Among the call to action buttons, the one closest to the bottom of the funnel has been Buy Now, prompting the user to finish a transaction on the external website. Even if someone doesn’t complete the transaction after clicking Buy, advertisers can guage “intent to buy” and know that the user is interested in making a purchase of that particular product, and they can target them with more ads for that specific item.
As long term trend… It will be interesting to see if consumers can be persuaded to buy directly inside social networks like Facebook or Pinterest. It will be interesting to see how effective this would be in the mobile social channel and what category of products are a natural fit for this channel.
- Facebook made several forays into ecommerce over the years. It tried a Pinterest-style Collections featurewith buy buttons that led off-site back in 2012. It enabled on-site payments to charities with its Donate Button, last year. And most recently, it’s been testing an “Auto-Fill With Facebook” feature that automatically enters your payment details when you’re making a purchase in a third-party ecommerce app.

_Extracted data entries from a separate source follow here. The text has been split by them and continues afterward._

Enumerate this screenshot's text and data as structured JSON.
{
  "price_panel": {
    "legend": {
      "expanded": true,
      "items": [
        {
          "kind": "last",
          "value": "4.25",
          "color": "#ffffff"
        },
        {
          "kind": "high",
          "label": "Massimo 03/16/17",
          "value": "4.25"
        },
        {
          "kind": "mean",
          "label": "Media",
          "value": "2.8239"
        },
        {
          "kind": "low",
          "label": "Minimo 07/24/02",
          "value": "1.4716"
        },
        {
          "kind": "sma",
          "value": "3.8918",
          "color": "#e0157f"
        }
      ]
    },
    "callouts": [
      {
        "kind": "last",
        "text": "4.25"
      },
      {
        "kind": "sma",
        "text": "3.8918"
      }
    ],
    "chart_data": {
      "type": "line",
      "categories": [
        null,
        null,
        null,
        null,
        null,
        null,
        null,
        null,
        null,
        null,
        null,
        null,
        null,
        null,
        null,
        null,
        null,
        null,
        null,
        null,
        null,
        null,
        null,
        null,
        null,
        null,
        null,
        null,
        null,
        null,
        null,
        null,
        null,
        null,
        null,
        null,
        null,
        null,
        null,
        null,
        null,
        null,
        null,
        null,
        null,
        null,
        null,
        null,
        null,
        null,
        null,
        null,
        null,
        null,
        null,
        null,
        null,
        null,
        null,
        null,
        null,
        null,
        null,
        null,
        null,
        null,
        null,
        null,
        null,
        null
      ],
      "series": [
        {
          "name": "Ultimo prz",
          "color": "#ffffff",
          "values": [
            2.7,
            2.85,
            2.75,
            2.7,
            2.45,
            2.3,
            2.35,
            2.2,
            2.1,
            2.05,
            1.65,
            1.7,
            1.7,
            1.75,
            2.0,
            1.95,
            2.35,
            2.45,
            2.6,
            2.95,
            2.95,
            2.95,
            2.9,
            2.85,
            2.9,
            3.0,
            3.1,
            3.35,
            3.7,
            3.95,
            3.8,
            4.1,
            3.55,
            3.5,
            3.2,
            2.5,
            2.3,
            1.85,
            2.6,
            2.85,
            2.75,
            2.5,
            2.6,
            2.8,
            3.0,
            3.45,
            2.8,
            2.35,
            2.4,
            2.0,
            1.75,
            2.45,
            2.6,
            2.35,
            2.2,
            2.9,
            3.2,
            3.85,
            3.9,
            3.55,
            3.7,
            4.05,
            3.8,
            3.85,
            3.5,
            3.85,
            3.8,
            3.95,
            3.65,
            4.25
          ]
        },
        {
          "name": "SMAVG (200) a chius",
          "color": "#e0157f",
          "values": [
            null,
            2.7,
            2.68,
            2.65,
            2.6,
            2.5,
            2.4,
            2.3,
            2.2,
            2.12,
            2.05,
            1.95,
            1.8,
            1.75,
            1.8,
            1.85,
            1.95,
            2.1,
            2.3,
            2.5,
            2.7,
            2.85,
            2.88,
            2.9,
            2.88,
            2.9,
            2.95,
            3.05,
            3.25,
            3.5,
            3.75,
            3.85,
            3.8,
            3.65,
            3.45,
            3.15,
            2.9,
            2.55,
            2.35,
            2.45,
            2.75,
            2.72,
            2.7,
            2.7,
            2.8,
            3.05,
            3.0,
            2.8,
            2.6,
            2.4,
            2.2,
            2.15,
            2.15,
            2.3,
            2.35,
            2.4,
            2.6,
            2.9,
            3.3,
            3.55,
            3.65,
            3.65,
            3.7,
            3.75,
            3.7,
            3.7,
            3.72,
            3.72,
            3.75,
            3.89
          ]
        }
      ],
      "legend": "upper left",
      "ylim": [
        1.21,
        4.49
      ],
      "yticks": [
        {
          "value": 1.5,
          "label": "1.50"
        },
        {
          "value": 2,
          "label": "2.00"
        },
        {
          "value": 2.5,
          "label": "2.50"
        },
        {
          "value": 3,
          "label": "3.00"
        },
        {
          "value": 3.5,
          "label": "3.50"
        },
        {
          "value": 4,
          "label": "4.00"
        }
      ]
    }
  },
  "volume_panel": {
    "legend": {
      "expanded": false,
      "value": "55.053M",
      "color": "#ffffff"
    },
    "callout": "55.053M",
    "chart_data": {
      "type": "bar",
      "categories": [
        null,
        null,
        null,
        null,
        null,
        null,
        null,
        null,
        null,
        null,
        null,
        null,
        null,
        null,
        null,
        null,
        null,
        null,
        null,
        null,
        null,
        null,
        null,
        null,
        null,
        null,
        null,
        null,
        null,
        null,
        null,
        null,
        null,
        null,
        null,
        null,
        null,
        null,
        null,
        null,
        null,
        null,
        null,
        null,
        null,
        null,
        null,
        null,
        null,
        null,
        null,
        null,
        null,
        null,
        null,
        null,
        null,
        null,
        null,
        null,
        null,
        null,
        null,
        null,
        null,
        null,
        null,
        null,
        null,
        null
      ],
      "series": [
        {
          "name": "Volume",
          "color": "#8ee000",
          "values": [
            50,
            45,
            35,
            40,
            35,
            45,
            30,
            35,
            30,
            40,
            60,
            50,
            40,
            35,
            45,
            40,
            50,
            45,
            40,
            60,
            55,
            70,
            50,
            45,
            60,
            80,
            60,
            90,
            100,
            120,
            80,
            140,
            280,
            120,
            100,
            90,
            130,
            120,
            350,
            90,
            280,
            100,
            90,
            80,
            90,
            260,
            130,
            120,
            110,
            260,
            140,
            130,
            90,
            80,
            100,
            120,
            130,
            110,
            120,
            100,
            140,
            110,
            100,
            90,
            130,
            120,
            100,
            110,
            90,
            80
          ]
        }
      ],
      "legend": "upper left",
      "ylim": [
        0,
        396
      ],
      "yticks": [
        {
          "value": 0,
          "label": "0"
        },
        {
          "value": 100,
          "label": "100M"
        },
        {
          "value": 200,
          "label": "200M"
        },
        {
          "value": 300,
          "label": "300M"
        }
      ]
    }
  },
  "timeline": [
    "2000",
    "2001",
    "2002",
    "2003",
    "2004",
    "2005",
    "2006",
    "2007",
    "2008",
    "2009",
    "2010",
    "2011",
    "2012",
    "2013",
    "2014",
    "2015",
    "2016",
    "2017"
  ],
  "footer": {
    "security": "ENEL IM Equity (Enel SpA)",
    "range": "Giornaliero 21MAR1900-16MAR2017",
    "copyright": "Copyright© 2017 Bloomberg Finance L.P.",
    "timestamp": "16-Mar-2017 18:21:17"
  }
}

- Twitter has experimented with a Buy button, indicating it too wants to try hosting ecommerce transactions. If the test is successful and rolls out, Twitter could earn money on the feature by charging a fee or revenue share in exchange for processing payment and improving conversion rates. It could also use the purchases to prove ROI to advertisers, encouraging them to buy bigger campaigns. Collecting credit card info could also help Twitter with other commerce-related initiatives.
- Google recently announced a new feature called Purchases on Google, which will make it easier for consumers to buy products directly from mobile search ads. The merchants will still handle the actual product fulfillment, although the pages will be hosted by Google.
- Pinterest has launched their buy button recently. Purchasers will have the choice to pay using Apple Pay or a credit card. Payments will be handled by Stripe and PayPal-owned Braintree. Pinterest is partnering with Shopify and Demandware to make it easier for small- and medium-sized businesses to sell products through the site. In announcing the news, Pinterest said that millions of products will be available from its initial brand partners, which include Macy’s, Neiman Marcus and Nordstrom.